Certes, souligne-t-il, encore si l’on en est à devoir expliquer ces nuances byzantines, c’est que la loi est restée floue, comme souvent. Cette même loi qui interdit les signes religieux à l’école, mais les autorise lorsque l’école (le collège, le lycée) devient centre d’examen, car elle rentre alors dans la loi commune des « espaces publics ».
Et si j’avouais que le voile islamique me gêne partout ? Si je répétais ce qu’a dit Jack Straw, ex-secrétaire au Foreign Office de Tony Blair, un Travailliste réputé pour son libéralisme et ses bonnes manières diplomatiques, qui a lancé sans préambule que porter un voile en Angleterre était une manière de signifier son refus de s’intégrer — quasiment une déclaration de guerre dans un pays qui est effectivement en guerre et a eu à souffrir du terrorisme ?
J’entendais hier une militante de Ni putes ni soumises, cette organisation de femmes qui font un boulot si remarquable, et souvent aux dépens de leur sécurité, affirmer que l’on ne porte pas impunément un hidjab. C’est une déclaration de foi jetée à la face d’un pays laïque. On est là très largement au-delà de la coutume. On est dans le défi.
Que certains, à gauche et à droite, ne le comprennent pas m’afflige. Parce qu’à force de tolérance, ils font le lit de toutes les intolérances.

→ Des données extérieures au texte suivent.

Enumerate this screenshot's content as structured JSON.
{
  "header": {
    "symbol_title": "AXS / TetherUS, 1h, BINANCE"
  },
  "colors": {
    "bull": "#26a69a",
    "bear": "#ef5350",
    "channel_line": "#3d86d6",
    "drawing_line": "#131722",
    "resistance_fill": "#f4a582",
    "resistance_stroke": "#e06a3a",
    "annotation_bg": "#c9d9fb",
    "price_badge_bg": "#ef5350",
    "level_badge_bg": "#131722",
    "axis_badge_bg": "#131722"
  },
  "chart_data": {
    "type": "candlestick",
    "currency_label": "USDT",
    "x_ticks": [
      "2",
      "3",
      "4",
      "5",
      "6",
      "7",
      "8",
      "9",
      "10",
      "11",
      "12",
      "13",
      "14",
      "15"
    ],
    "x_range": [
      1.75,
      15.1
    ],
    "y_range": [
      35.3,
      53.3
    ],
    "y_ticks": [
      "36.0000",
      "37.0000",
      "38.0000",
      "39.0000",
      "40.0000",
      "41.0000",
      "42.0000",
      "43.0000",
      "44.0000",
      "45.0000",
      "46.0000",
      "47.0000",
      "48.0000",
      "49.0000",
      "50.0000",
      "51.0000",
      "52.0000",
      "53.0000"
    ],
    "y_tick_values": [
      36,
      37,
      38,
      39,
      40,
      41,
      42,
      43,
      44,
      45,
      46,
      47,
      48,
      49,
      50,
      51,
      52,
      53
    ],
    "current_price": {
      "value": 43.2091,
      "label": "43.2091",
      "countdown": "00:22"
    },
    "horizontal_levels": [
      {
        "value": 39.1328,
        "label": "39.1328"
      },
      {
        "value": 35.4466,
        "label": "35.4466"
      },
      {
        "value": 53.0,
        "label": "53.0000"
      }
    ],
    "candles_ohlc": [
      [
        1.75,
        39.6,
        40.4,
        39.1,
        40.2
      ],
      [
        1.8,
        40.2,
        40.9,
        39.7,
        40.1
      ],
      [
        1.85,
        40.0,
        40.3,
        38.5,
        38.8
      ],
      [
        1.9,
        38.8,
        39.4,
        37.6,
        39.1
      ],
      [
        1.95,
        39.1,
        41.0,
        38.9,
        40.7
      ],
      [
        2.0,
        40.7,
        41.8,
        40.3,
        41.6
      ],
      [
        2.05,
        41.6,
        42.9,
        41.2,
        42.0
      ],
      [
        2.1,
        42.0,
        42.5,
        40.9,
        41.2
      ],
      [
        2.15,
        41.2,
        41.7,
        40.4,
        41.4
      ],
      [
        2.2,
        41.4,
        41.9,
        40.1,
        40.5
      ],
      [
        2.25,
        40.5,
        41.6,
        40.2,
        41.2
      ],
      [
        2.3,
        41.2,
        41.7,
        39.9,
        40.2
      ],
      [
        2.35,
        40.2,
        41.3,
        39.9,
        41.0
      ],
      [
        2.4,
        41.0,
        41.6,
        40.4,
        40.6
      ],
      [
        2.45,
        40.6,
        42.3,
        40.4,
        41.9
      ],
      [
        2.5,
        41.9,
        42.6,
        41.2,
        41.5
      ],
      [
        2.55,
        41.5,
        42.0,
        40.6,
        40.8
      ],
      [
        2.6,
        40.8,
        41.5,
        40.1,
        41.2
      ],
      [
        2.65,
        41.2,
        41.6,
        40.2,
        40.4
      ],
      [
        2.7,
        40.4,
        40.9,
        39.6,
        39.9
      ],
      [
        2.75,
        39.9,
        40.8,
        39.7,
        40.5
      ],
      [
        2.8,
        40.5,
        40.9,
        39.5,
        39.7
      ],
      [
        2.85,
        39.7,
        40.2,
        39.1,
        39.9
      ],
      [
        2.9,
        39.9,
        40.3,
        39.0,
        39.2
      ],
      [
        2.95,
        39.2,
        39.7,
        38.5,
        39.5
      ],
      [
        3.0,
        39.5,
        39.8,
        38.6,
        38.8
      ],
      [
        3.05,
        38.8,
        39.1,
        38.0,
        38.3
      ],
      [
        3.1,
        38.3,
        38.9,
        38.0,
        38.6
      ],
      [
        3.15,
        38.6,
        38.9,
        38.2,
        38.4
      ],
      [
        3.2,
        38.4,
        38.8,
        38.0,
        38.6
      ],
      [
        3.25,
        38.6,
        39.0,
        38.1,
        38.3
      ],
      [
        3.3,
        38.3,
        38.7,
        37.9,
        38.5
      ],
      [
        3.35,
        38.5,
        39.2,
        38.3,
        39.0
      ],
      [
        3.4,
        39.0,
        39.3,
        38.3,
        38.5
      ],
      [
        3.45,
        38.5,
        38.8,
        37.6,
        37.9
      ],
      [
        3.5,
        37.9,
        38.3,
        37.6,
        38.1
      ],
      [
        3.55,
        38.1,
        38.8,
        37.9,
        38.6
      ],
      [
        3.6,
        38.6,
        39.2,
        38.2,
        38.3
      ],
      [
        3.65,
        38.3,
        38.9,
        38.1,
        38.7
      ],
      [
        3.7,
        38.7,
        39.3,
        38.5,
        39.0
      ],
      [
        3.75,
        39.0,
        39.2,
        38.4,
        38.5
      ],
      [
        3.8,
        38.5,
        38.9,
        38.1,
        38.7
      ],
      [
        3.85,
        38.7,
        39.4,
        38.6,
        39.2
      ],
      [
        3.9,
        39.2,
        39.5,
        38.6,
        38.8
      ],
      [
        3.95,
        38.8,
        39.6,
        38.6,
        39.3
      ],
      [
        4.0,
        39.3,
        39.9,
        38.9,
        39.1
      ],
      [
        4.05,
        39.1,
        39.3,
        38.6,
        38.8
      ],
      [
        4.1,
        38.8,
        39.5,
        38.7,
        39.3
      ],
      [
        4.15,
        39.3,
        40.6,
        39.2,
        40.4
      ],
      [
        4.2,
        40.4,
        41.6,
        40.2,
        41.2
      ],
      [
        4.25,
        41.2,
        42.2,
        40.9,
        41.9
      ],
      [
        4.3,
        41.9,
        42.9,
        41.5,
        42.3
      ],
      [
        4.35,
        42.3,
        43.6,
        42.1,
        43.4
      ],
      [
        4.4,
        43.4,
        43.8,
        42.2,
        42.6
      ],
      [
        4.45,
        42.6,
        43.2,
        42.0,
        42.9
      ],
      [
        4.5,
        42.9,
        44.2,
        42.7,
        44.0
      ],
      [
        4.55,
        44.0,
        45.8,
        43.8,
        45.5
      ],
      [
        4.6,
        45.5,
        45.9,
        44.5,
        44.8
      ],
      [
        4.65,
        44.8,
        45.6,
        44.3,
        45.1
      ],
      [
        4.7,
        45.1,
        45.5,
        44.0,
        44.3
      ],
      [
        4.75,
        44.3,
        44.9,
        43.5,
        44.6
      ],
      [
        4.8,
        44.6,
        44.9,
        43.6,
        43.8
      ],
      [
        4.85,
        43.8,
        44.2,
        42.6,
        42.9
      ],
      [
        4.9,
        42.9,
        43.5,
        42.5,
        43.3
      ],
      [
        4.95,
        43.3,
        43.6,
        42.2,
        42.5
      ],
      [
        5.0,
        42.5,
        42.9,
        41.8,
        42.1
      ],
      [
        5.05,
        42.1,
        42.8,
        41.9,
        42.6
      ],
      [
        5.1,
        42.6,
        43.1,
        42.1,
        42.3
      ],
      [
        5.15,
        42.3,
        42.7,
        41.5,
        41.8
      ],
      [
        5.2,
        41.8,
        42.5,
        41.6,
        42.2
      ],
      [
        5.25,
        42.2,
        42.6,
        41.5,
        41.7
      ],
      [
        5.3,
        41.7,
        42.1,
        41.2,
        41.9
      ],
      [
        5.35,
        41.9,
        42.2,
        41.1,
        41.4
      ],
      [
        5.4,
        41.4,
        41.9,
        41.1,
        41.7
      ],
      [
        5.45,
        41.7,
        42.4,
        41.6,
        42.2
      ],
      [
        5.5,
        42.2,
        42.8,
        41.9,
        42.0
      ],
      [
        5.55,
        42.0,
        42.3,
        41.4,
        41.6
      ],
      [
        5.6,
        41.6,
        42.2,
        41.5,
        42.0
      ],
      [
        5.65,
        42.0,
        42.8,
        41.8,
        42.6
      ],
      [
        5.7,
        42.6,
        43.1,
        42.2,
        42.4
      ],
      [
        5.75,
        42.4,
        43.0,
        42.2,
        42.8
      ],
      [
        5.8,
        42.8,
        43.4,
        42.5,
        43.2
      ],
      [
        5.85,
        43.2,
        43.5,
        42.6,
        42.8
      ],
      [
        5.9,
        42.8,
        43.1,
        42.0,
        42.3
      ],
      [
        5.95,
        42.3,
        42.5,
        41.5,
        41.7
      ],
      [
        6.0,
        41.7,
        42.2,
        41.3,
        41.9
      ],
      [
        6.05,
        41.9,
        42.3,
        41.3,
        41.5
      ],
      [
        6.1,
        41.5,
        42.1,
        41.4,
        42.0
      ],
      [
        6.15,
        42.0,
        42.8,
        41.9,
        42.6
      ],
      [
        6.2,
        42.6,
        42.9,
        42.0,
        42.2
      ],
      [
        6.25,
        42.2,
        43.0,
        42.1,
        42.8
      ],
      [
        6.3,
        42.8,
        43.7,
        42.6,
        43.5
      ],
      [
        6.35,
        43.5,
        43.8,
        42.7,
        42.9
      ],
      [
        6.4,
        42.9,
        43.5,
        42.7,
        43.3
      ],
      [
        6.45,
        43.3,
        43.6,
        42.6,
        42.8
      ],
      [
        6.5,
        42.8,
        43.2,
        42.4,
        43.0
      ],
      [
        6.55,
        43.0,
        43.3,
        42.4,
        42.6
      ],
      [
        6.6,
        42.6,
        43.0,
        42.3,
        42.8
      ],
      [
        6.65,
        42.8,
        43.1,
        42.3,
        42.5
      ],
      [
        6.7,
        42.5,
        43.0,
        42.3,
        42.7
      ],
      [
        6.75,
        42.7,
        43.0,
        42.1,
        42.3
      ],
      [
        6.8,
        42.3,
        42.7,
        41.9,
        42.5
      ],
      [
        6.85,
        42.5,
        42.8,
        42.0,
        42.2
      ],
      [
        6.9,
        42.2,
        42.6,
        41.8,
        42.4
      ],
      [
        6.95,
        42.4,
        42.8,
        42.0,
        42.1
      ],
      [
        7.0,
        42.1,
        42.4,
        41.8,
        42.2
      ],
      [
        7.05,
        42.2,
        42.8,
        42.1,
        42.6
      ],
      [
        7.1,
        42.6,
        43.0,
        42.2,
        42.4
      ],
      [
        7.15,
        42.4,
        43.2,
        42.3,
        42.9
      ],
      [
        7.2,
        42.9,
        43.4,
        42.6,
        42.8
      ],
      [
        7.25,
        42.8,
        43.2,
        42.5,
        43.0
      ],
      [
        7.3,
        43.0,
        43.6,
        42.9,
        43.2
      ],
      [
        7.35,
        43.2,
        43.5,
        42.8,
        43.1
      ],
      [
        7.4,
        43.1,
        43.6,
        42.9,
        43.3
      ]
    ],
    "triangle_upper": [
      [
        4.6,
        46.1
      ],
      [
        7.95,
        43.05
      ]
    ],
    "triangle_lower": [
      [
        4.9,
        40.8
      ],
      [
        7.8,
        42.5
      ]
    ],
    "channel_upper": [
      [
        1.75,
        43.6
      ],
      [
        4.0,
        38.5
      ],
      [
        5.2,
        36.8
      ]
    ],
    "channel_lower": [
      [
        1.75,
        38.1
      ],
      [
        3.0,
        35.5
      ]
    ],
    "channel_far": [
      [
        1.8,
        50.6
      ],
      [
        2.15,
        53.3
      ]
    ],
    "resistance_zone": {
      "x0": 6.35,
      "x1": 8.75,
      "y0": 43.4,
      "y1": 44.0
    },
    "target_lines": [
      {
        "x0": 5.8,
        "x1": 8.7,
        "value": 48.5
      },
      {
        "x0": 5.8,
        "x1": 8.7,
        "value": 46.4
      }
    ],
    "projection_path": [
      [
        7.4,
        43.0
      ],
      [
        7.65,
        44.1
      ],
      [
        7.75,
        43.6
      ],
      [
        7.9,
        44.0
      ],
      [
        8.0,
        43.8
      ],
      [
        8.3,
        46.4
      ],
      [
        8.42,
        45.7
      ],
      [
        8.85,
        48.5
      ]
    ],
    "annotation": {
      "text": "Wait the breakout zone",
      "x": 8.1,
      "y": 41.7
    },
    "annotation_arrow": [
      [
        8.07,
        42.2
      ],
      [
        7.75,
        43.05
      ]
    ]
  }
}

C’est un débat qui a commencé à l’école — deux mois après le vote de la « loi Jospin » sur l’école, et ce n’est pas une coïncidence. C’est aujourd’hui un débat qui a envahi la rue, — pour le pire.
Si nous voulons ôter des arguments aux vrais racistes qui empoisonnent les esprits fragiles, il faut réagir, très vite, — au nom de la République.